Walk past the gap store in your neighborhood. It doesn't look much different now than a year ago, but the store's sales are down about 25%. The store still has a sleek design. The ads are hip. It's the goods that don't measure up. Gap is a slick marketer (and our 1997 Marketer of the Year) that's forgotten one crucial ingredient of being a merchant: the merchandise.

For 19 months, Gap Inc.-Gap, Banana Republic, Old Navy-has seen declines in comparable sales (that is, sales at stores open at least a year). Gap Inc.'s comp sales plummeted 25% in November vs. a year ago. The Gap division's comparable numbers are down by a mid-20s percentage; Old Navy's same-store sales have fallen by a third.

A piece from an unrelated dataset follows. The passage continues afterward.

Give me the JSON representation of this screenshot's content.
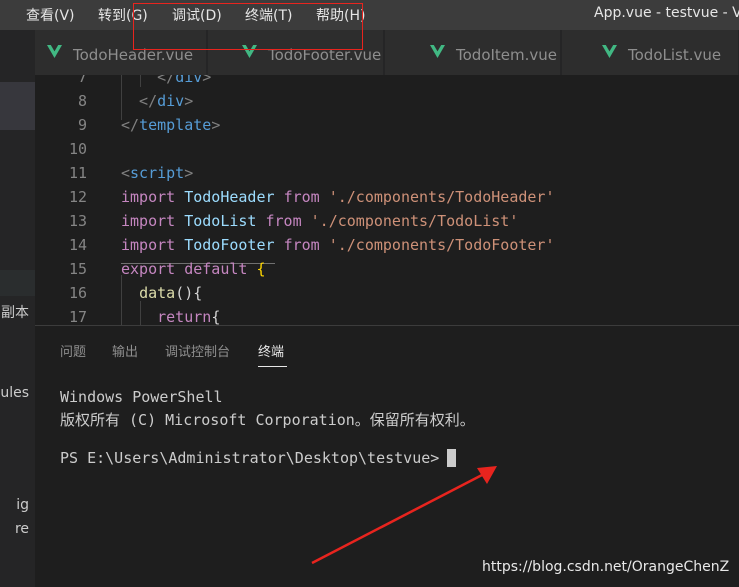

Gap doesn't look like your standard failing retailer. Stores are stylish; advertising is clean, confident and consistent. A Gap ad looks like a Gap ad; the retailer is fortunate to have a signature look. To be sure, Gap has marketing matters to resolve. The retailer needs to better differentiate its chains. It would do well to close under-performing stores to get its square footage in line with the market. It may need to put more emphasis on clothes and less on celebrity in Gap ads.

Yet the problem is not in the marketing. The problem is in the store. Formerly loyal customers roundly criticize Gap's out-there fashions and color palette. The perception is that quality has slipped. Many customers have figured out they can get better apparel deals at Target (our 2000 Marketer of the Year), whose product matches what its clever ads promise.

Gap must fix its merchandising problem, and deliver design, value and quality, to win back customers. A record of reinvention-re-staging the original Gap jeans stores, rethinking the old safari-look Banana Republic-suggests the retailer has the ability to plug its product gap. So we're not writing off Gap just yet. But now is the time for this marketer to be a merchant.